Schweinfurt, 2. Oktober 2013. „Die Masse könnt ihr nur durch Masse zwingen, ein jeder sucht sich endlich selbst was aus. Wer vieles bringt, wird manchem etwas bringen; und jeder geht zufrieden aus dem Haus.“ Das geflügelte, ironische Goethe-Wort traf auf Schweinfurts lange „Nacht der offenen Kirchen“ vor dem „Tag der Deutschen Einheit“ voll zu. Wieder, wie vor zwei Jahren, lassen sich nur Streiflichter setzen (vgl. https://www.schweinfurt-evangelisch.de/inhalt/nacht-der-offenen-kirchen-2011). Auf Vollständigkeit wird deshalb kein Wert gelegt. Denn alle zwölf Stationen, sprich „Themenkirchen“ - in einem großzügig erweiterten Innenstadtbereich teils mehr als einen Kilometer voneinander entfernt -  sind in vier Stunden einfach nicht zu schaffen.

Den gemeinsamen Auftakt bildete in ökumenischer Eintracht ein „Impuls“ der Dekane Oliver Bruckmann und Reiner Fries auf dem Martin-Luther-Platz. „Die Kirche ist offen: offen für Menschen, die sich nach Liebe und erfülltem Leben sehnen; offen für Gott und seine frohe Botschaft; offen für die vielen Formen und Möglichkeiten, Gott und einander und sich selbst zu begegnen“, so Bruckmann original. Sodann rief er alle für seinen Kollegen Fries zur Solidarität per Unterschriftenaktion auf. Fries hatte während einer NPD-Kundgebung die Glocken von Heiliggeist läuten lassen und deswegen eine Anzeige erhalten.

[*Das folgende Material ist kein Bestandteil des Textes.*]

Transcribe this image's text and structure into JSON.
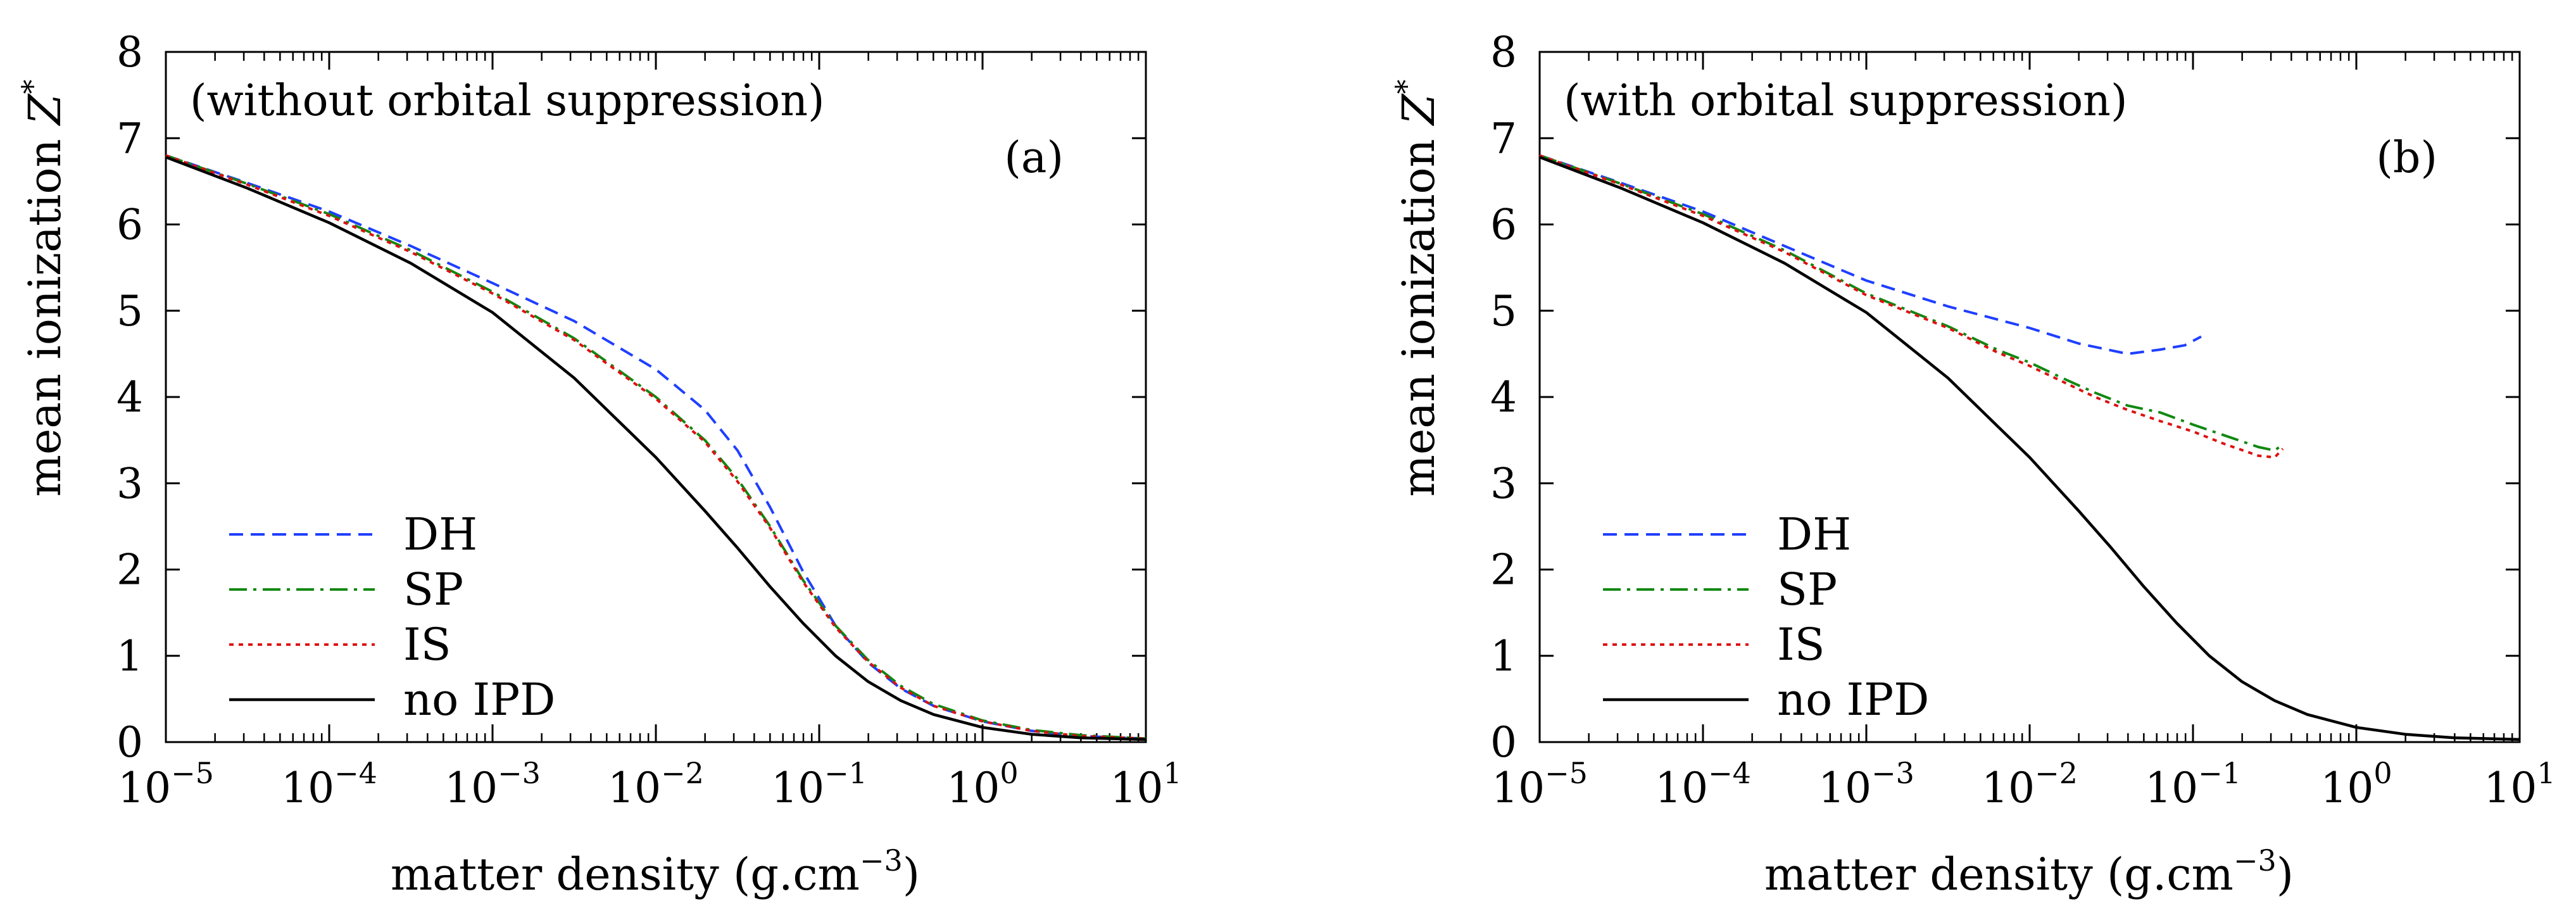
{
  "chart_data": [
    {
      "type": "line",
      "panel_label": "(a)",
      "annotation": "(without orbital suppression)",
      "title": "",
      "xlabel": "matter density (g.cm",
      "xlabel_exponent": "−3",
      "xlabel_close": ")",
      "ylabel": "mean ionization ",
      "ylabel_symbol": "Z",
      "ylabel_superscript": "*",
      "xscale": "log",
      "xlim_log10": [
        -5,
        1
      ],
      "ylim": [
        0,
        8
      ],
      "x_tick_base": "10",
      "x_tick_exponents": [
        "−5",
        "−4",
        "−3",
        "−2",
        "−1",
        "0",
        "1"
      ],
      "y_ticks": [
        "0",
        "1",
        "2",
        "3",
        "4",
        "5",
        "6",
        "7",
        "8"
      ],
      "legend_position": "lower-left",
      "series": [
        {
          "name": "DH",
          "color": "#1f3fff",
          "style": "dashed",
          "log10_x": [
            -5,
            -4.5,
            -4,
            -3.5,
            -3,
            -2.5,
            -2,
            -1.7,
            -1.5,
            -1.3,
            -1.1,
            -0.9,
            -0.7,
            -0.5,
            -0.3,
            0,
            0.3,
            0.6,
            1
          ],
          "y": [
            6.8,
            6.48,
            6.15,
            5.75,
            5.32,
            4.88,
            4.32,
            3.85,
            3.38,
            2.72,
            1.98,
            1.35,
            0.92,
            0.62,
            0.42,
            0.24,
            0.13,
            0.07,
            0.04
          ]
        },
        {
          "name": "SP",
          "color": "#118811",
          "style": "dashdot",
          "log10_x": [
            -5,
            -4.5,
            -4,
            -3.5,
            -3,
            -2.5,
            -2,
            -1.7,
            -1.5,
            -1.3,
            -1.1,
            -0.9,
            -0.7,
            -0.5,
            -0.3,
            0,
            0.3,
            0.6,
            1
          ],
          "y": [
            6.8,
            6.47,
            6.12,
            5.7,
            5.22,
            4.68,
            4.0,
            3.5,
            3.05,
            2.5,
            1.88,
            1.35,
            0.95,
            0.65,
            0.44,
            0.25,
            0.14,
            0.08,
            0.04
          ]
        },
        {
          "name": "IS",
          "color": "#dd1111",
          "style": "dotted",
          "log10_x": [
            -5,
            -4.5,
            -4,
            -3.5,
            -3,
            -2.5,
            -2,
            -1.7,
            -1.5,
            -1.3,
            -1.1,
            -0.9,
            -0.7,
            -0.5,
            -0.3,
            0,
            0.3,
            0.6,
            1
          ],
          "y": [
            6.8,
            6.46,
            6.1,
            5.68,
            5.2,
            4.66,
            3.98,
            3.48,
            3.02,
            2.48,
            1.86,
            1.33,
            0.93,
            0.63,
            0.42,
            0.24,
            0.13,
            0.07,
            0.04
          ]
        },
        {
          "name": "no IPD",
          "color": "#000000",
          "style": "solid",
          "log10_x": [
            -5,
            -4.5,
            -4,
            -3.5,
            -3,
            -2.5,
            -2,
            -1.7,
            -1.5,
            -1.3,
            -1.1,
            -0.9,
            -0.7,
            -0.5,
            -0.3,
            0,
            0.3,
            0.6,
            1
          ],
          "y": [
            6.78,
            6.42,
            6.02,
            5.55,
            4.98,
            4.22,
            3.3,
            2.68,
            2.25,
            1.8,
            1.38,
            1.0,
            0.7,
            0.48,
            0.32,
            0.17,
            0.09,
            0.05,
            0.03
          ]
        }
      ]
    },
    {
      "type": "line",
      "panel_label": "(b)",
      "annotation": "(with orbital suppression)",
      "title": "",
      "xlabel": "matter density (g.cm",
      "xlabel_exponent": "−3",
      "xlabel_close": ")",
      "ylabel": "mean ionization ",
      "ylabel_symbol": "Z",
      "ylabel_superscript": "*",
      "xscale": "log",
      "xlim_log10": [
        -5,
        1
      ],
      "ylim": [
        0,
        8
      ],
      "x_tick_base": "10",
      "x_tick_exponents": [
        "−5",
        "−4",
        "−3",
        "−2",
        "−1",
        "0",
        "1"
      ],
      "y_ticks": [
        "0",
        "1",
        "2",
        "3",
        "4",
        "5",
        "6",
        "7",
        "8"
      ],
      "legend_position": "lower-left",
      "series": [
        {
          "name": "DH",
          "color": "#1f3fff",
          "style": "dashed",
          "log10_x": [
            -5,
            -4.5,
            -4,
            -3.5,
            -3,
            -2.5,
            -2,
            -1.7,
            -1.4,
            -1.2,
            -1.05,
            -0.95
          ],
          "y": [
            6.8,
            6.48,
            6.15,
            5.75,
            5.35,
            5.05,
            4.8,
            4.62,
            4.5,
            4.55,
            4.6,
            4.7
          ]
        },
        {
          "name": "SP",
          "color": "#118811",
          "style": "dashdot",
          "log10_x": [
            -5,
            -4.5,
            -4,
            -3.5,
            -3,
            -2.5,
            -2.2,
            -2,
            -1.8,
            -1.6,
            -1.4,
            -1.2,
            -1.0,
            -0.8,
            -0.6,
            -0.5,
            -0.45
          ],
          "y": [
            6.8,
            6.47,
            6.12,
            5.7,
            5.2,
            4.82,
            4.55,
            4.4,
            4.22,
            4.05,
            3.9,
            3.82,
            3.68,
            3.55,
            3.42,
            3.38,
            3.45
          ]
        },
        {
          "name": "IS",
          "color": "#dd1111",
          "style": "dotted",
          "log10_x": [
            -5,
            -4.5,
            -4,
            -3.5,
            -3,
            -2.5,
            -2.2,
            -2,
            -1.8,
            -1.6,
            -1.4,
            -1.2,
            -1.0,
            -0.8,
            -0.6,
            -0.5,
            -0.45
          ],
          "y": [
            6.8,
            6.46,
            6.1,
            5.68,
            5.18,
            4.8,
            4.52,
            4.36,
            4.18,
            4.0,
            3.85,
            3.72,
            3.6,
            3.45,
            3.32,
            3.3,
            3.4
          ]
        },
        {
          "name": "no IPD",
          "color": "#000000",
          "style": "solid",
          "log10_x": [
            -5,
            -4.5,
            -4,
            -3.5,
            -3,
            -2.5,
            -2,
            -1.7,
            -1.5,
            -1.3,
            -1.1,
            -0.9,
            -0.7,
            -0.5,
            -0.3,
            0,
            0.3,
            0.6,
            1
          ],
          "y": [
            6.78,
            6.42,
            6.02,
            5.55,
            4.98,
            4.22,
            3.3,
            2.68,
            2.25,
            1.8,
            1.38,
            1.0,
            0.7,
            0.48,
            0.32,
            0.17,
            0.09,
            0.05,
            0.03
          ]
        }
      ]
    }
  ]
}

Aber nun zügig los: Wir starten unsere Rundtour an der Peripherie, in St. Kilian, die sich als Licht-Kirche präsentiert. Natürlich beginnt eine Licht-Installation zum Thema „Schöpfung – Es werde Licht“ im Dunkeln. Moderiert von Diakon Georg Kirchner und der katholischen Jugendkirche, erscheinen auf zwei Wänden Projektionen vom Universum und dem blauen Planeten, synchron unterlegt mit eingespielter Musik und Laser-Technik. Rhetorische Lichtassoziationen werden zum Besten gegeben: „Licht fasziniert, macht die Nacht zum Tag, verzaubert …“ und natürlich "das Licht der Welt erblicken", sodann die biblische Schöpfungsgeschichte unter dem Farbenaspekt frei nacherzählt:  Gelb – es werde Licht; Blau – der Wassersegen des 2. Tages, Grün – Tag Nr. 3, Orange – für die Erschaffung von Sonne, Mond und Sternen am 4. Tag usw.

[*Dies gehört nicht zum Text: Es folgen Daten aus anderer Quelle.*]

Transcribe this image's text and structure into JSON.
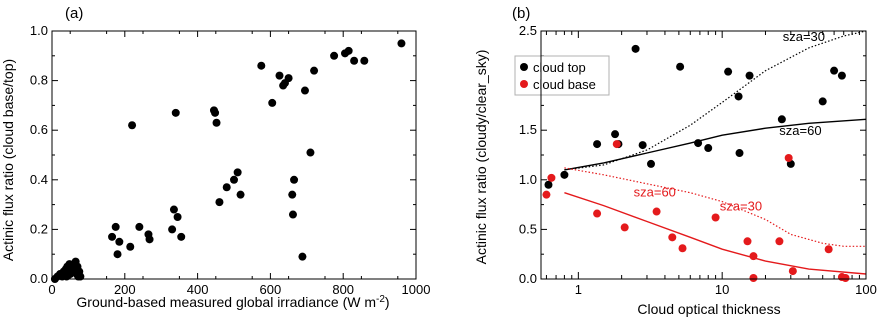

Nach diesem meditativen Input aber rasch weiter zur evangelisch-methodistischen Kirche im Außenbezirk, wo die Wort-Schöpfer bereits munter am Werk, doch nur zwanzig Besucher anwesend sind: „Vielfältig redet Gott gegen alle Sprachen“ (die Sprachverwirrung von Babel!), „in allen Sprachen“ (das Sprachenwunder an Pfingsten!) und „über alle Sprachen verständlich hinaus“ (das Hohelied der Liebe des Apostels Paulus). Dieselben Bibeltexte werden auf Russisch, in Englisch, Französisch und Italienisch dargeboten, ferner in verschiedenen deutschen Mundarten, darunter auf Plattdüütsch. Dazwischen spielt die Joe-Hofmann-Band „Bracketz“ eher sanfte Kirchentagsweisen wie „Laudate, omnes gentes“ und „Gott gab uns Atem“.

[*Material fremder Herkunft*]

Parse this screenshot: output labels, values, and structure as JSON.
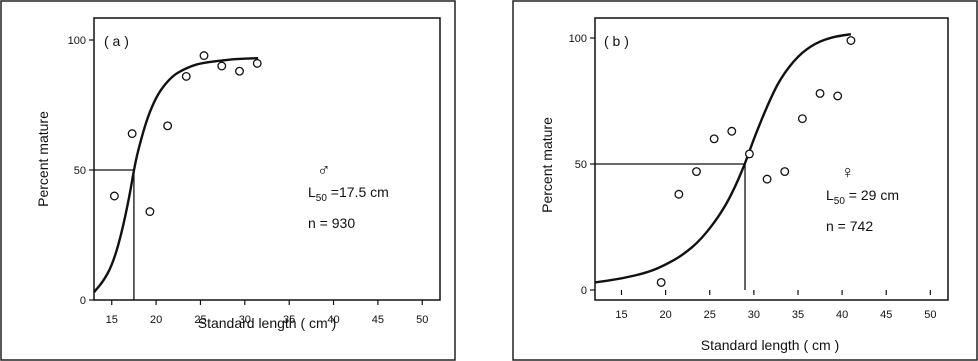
{
  "chart_data": [
    {
      "type": "scatter",
      "panel_label": "( a )",
      "xlabel": "Standard length ( cm )",
      "ylabel": "Percent mature",
      "xlim": [
        13,
        52
      ],
      "ylim": [
        0,
        100
      ],
      "xticks": [
        15,
        20,
        25,
        30,
        35,
        40,
        45,
        50
      ],
      "yticks": [
        0,
        50,
        100
      ],
      "grid": false,
      "sex_symbol": "♂",
      "annotation_l50_label": "L",
      "annotation_l50_sub": "50",
      "annotation_l50_value": " =17.5 cm",
      "annotation_n": "n = 930",
      "l50": 17.5,
      "points": [
        {
          "x": 15.3,
          "y": 40
        },
        {
          "x": 17.3,
          "y": 64
        },
        {
          "x": 19.3,
          "y": 34
        },
        {
          "x": 21.3,
          "y": 67
        },
        {
          "x": 23.4,
          "y": 86
        },
        {
          "x": 25.4,
          "y": 94
        },
        {
          "x": 27.4,
          "y": 90
        },
        {
          "x": 29.4,
          "y": 88
        },
        {
          "x": 31.4,
          "y": 91
        }
      ],
      "curve": [
        {
          "x": 13.0,
          "y": 3
        },
        {
          "x": 14.0,
          "y": 7
        },
        {
          "x": 15.0,
          "y": 13
        },
        {
          "x": 16.0,
          "y": 24
        },
        {
          "x": 17.0,
          "y": 40
        },
        {
          "x": 17.5,
          "y": 50
        },
        {
          "x": 18.0,
          "y": 58
        },
        {
          "x": 19.0,
          "y": 70
        },
        {
          "x": 20.0,
          "y": 78
        },
        {
          "x": 21.0,
          "y": 83
        },
        {
          "x": 22.0,
          "y": 86.5
        },
        {
          "x": 23.0,
          "y": 88.5
        },
        {
          "x": 24.0,
          "y": 90
        },
        {
          "x": 25.0,
          "y": 91
        },
        {
          "x": 27.0,
          "y": 92
        },
        {
          "x": 29.0,
          "y": 92.7
        },
        {
          "x": 31.5,
          "y": 93
        }
      ]
    },
    {
      "type": "scatter",
      "panel_label": "( b )",
      "xlabel": "Standard length ( cm )",
      "ylabel": "Percent mature",
      "xlim": [
        12,
        52
      ],
      "ylim": [
        0,
        100
      ],
      "xticks": [
        15,
        20,
        25,
        30,
        35,
        40,
        45,
        50
      ],
      "yticks": [
        0,
        50,
        100
      ],
      "grid": false,
      "sex_symbol": "♀",
      "annotation_l50_label": "L",
      "annotation_l50_sub": "50",
      "annotation_l50_value": " = 29 cm",
      "annotation_n": "n = 742",
      "l50": 29,
      "points": [
        {
          "x": 19.5,
          "y": 3
        },
        {
          "x": 21.5,
          "y": 38
        },
        {
          "x": 23.5,
          "y": 47
        },
        {
          "x": 25.5,
          "y": 60
        },
        {
          "x": 27.5,
          "y": 63
        },
        {
          "x": 29.5,
          "y": 54
        },
        {
          "x": 31.5,
          "y": 44
        },
        {
          "x": 33.5,
          "y": 47
        },
        {
          "x": 35.5,
          "y": 68
        },
        {
          "x": 37.5,
          "y": 78
        },
        {
          "x": 39.5,
          "y": 77
        },
        {
          "x": 41.0,
          "y": 99
        }
      ],
      "curve": [
        {
          "x": 12.0,
          "y": 3
        },
        {
          "x": 15.0,
          "y": 4.5
        },
        {
          "x": 18.0,
          "y": 7
        },
        {
          "x": 20.0,
          "y": 10
        },
        {
          "x": 22.0,
          "y": 14
        },
        {
          "x": 24.0,
          "y": 20
        },
        {
          "x": 26.0,
          "y": 29
        },
        {
          "x": 27.5,
          "y": 38
        },
        {
          "x": 29.0,
          "y": 50
        },
        {
          "x": 30.0,
          "y": 60
        },
        {
          "x": 31.5,
          "y": 73
        },
        {
          "x": 33.0,
          "y": 84
        },
        {
          "x": 35.0,
          "y": 93
        },
        {
          "x": 37.0,
          "y": 98
        },
        {
          "x": 39.0,
          "y": 100.5
        },
        {
          "x": 41.0,
          "y": 101.5
        }
      ]
    }
  ]
}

Atemlos und trotzdem zu spät rüber in die Kapelle im ersten Stock des Kolpinghauses, wo sich die Familien- und Erzählkirche präsentiert. Gerade eben haben zwölf Studierende der Johann-Hinrich-Wichern-Fachakademie für Sozialpädagogik samt ihrem Leiter Pfr. Matthias Weigart und drei Dozentinnen elf Kinder mit ihren Eltern beglückt, indem sie ihnen mit der sog. Kett-Methode im Sinne ganzheitlicher religiöser Erziehung die Geschichte vom barmherzigen Samariter spielerisch-kreativ nahebrachten.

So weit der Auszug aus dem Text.